What is Sous Vide?
Everything You Need to Know
Broadway by Amar Santana
328 Glenneyre St. Laguna Beach, CA 92651
ous vide (soo-VEED) is French for “under vacuum,” but it might as well be French for crockpot meets poaching mixed with your favorite food saver. Others describe sous-vide as a cooking method where food is vacuum sealed in a plastic bag and then cooked at a low temperature in a precisely controlled water bath. If you generally prefer when your meat is extraordinarily tender, and in some cases causes out of body experiences, then you’d probably be very interested in learning more about how sousvide is making a comeback among today’s foodies, and how to incorporate this technique into your next meal.
5 Great Sous Vide Machines for Home Cooks
PolyScience MX Immersion Circulator, $945.00
Sous Vide Supreme Demi Water Oven, $329.00
Anova Culinary Precision Cooker/Immersion Circulator $149.00
Sansaire Sous Vide Immersion Circulator $199
Gourmia Sous Vide Water Oven Cooker $250
Although this cooking method has been around for a couple of hundred years, it is starting to get quite a bit of attention lately (I even saw sous vide eggs on the breakfast Starbucks menu), yet at the same time, a lot of people still don’t really know what it is. So I sat down with celebrity Chef Amar Santana, Co-Owner of VACA and Broadway, in hopes that he could explain the integral, magical undertakings of this technique to our readers. Although our conversation started with him laughing and telling me how he is currently trying to get rid of the sous vide craze, he definitely established himself as an authority on this topic in the process. In conversation, I discovered that Chef Amar learned this technique from Michael Voltaggio while working in Sonoma at one of Charlie Palmer’s restaurants. Amar immediately fell in love with the texture it produced and started cooking everything (more or less) in a plastic bag. Lots of veal cheeks went into perfecting Chef’s technique and cooking temperatures. Today, Chef Amar prefers straight up old school cooking, but he still appreciates the benefits of sous vide and so you’ll still see it on his menu at Broadway with select menu items like sweetbreads and perfectly cooked one-pound pork chops, and that’s because this technique is always perfect and consistent — every time!

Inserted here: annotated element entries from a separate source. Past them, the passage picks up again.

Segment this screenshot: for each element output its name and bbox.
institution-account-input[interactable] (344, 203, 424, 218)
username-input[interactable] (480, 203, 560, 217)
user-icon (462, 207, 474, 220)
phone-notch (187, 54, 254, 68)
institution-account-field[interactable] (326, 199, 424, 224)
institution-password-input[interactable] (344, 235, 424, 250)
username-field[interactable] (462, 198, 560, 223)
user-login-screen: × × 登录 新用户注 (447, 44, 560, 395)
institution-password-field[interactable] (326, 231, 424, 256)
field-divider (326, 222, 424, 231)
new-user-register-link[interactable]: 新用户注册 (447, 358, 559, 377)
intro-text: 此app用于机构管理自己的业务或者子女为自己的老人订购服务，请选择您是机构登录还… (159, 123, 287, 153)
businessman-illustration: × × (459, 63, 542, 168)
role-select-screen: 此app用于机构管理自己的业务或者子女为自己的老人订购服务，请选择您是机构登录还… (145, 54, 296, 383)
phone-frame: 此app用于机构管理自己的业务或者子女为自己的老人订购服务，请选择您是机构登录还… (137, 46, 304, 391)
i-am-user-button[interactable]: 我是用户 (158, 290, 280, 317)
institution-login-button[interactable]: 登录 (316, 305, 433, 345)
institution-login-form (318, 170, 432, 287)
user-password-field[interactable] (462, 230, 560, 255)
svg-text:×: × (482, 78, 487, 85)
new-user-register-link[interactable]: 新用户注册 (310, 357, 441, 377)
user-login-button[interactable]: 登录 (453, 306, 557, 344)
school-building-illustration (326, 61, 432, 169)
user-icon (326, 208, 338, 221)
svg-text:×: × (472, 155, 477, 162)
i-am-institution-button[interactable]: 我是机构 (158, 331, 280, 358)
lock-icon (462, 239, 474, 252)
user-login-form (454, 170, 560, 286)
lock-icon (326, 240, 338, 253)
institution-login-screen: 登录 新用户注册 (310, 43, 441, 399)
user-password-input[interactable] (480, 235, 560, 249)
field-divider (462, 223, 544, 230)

Sous vide cooking time is affected by three factors:
The core temperature you wish to achieve.
Heat transfer characteristics of the food.
Amount of food that will be cooked at once.
What once used to be a professional kitchen tool priced at well over 1500 dollars is now available around 400 dollars for the home-cook. Chef Amar recommends the brand PolyScience since they were one of the first that started doing heating circulators for restaurant use back when sous vide first became really popular in the 60s. If you’re trying this technique out for the first time, we recommend choosing an emersion circulator versus a water bath method; it’s more convenient when you’re setting up shop. Circulators are portable, and you can set up your workstation accordingly, whereas a water bath approach involves a whole machine that leaves you with yet another appliance on top of your counter. An important tip to note is that when you Cryovac, you have to make sure to get rid of all of the air that’s inside the bag, because if it’s not properly sealed, then there is an opportunity for bacteria to grow. You cannot overlook this part of the process because bacteria could grow at any time, especially when you are doing low temperatures. With the right equipment, proper cooking temperatures, quality sourced ingredients and a table full of foodies, you are all set for a consistently perfect dinner party — every time! Prepare to blow the mind of your dinner guests; you may have just signed up to host a weekly supper party.